Vanier zoning rules will soon be brought into line with those in the rest of city,
City plans to bring rules more in line with other Ottawa neighbourhoods
Despite having been part of Ottawa for more than a decade, Vanier still has planning rules that imagine it as its own city, rules that are about to get a major update.
“It’s how do we create that traditional main street along Montreal Road that we’d like to see?” says Mike Bulthuis, the Vanier community association’s president.
As it is, Vanier has two warring characters: the old traditional village of Eastview underneath, and the newer city of Vanier over top, one defined by rules set in the 1980s.
“The Vanier plan imagined downtown Vanier being the primary employment centre,” explains Melanie Knight, the city planner in charge of the update. “The official plan policies are what you’d see 25 years ago, that encourage bigbox retail and the kind of office developments you see in business parks.”
Before amalgamation, Vanier’s planners had to follow provincial instructions that said municipalities had to imagine a downtown and the full array of business and housing types, even though Vanier was just a long walk from downtown Ottawa. The city plans that resulted were largely scooped up intact at amalgamation. They obeyed the law but didn’t make much sense even when they were written, let alone now, Knight says.
“Vanier was planning for itself as a whole city,” Bulthuis agrees. “We’re now one neighbourhood.”
Rideau-Vanier Councillor Mathieu Fleury says the idea is to update the rules so that Vanier becomes more a part of downtown Ottawa while keeping the important parts of the character it developed as a tiny, independent city.
“You can consider Vanier in the greater downtown,” Fleury says, but things are allowed there that wouldn’t be allowed downtown. It’s easy to tear down houses to replace them with parking lots, for instance, something landlords have done to serve federal workers commuting to government offices. A Loblaws on McArthur Avenue was redeveloped with a great big parking lot out front, he pointed out as an example, the kind of thing Westboro residents went to war to stop in their neighbourhood after amalgamation.
“We’re not trying to remove all the parking spots, but we’re trying to be more consistent and have a goal there,” Fleury says.
Especially on Montreal Road, Vanier’s zoning rules allow a sawtooth of heights — up and down and up and down. “And in some cases, the up is in places where we wouldn’t think it made sense to put up today,” Knight says. She hopes to rationalize the zoning to the city’s usual standard of roughly six storeys on main streets, typically with apartments and condominiums over street-front stores. The current rules limit the residential space in the areas designated for commercial uses, what was once a desperate attempt to keep housing from taking over a “business district” where not many people were interested in building offices.

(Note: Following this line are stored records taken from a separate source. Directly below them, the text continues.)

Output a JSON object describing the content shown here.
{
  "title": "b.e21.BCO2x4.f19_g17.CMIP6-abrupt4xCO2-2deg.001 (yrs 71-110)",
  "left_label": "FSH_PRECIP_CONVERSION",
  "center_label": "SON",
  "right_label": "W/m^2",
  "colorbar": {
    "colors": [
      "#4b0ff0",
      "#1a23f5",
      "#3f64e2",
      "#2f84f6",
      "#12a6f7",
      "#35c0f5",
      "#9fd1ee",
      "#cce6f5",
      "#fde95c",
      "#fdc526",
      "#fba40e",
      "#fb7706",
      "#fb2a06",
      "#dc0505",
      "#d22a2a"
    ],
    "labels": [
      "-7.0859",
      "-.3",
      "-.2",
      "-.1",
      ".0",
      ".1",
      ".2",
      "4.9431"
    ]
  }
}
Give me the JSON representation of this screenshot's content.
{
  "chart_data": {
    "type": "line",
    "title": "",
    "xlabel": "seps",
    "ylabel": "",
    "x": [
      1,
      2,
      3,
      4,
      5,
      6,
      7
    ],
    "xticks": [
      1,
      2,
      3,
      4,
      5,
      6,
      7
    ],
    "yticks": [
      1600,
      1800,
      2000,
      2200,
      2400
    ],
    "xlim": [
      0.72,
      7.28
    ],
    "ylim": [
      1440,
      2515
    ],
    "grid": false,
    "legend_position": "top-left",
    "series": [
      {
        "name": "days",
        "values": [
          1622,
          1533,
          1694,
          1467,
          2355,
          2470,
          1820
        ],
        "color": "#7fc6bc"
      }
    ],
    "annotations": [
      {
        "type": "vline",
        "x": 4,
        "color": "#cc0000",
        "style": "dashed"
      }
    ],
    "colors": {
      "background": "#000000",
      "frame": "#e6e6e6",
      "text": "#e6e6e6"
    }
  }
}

Tall buildings more likely belong along the Vanier Parkway, where the Cummings Bridge comes into the neighbourhood from Sandy Hill and Lowertown across the Rideau River, Fleury says. Done properly, they’d form a gateway to the community, possibly enhanced by a more literal gateway feature akin to the Chinatown Arch on Somerset Street.
“Maybe a commemoration of (former governor general) Georges Vanier,” Fleury tosses out.
Montreal and McArthur should attract business from north and south and be prime shopping territory for new residents at CFB Rockcliffe once it begins to be redeveloped, he says.
Knight is organizing an open house to gather ideas at the end of the month (she’s yet to book a room at the community centre but hopes to start publicizing it imminently), and there’ll be at least one more. Since the idea is to modernize the plan for Vanier, not devise a brand-new one, she hopes to have the work all done and ready for councillors to vote on in May.
Bulthuis’s association hasn’t been involved much yet, but Knight is just getting started. He’s looking forward to it, he says.
“Right now it appears very technical, and maybe we can unpack it to talk about what kind of Montreal Road we want,” he says.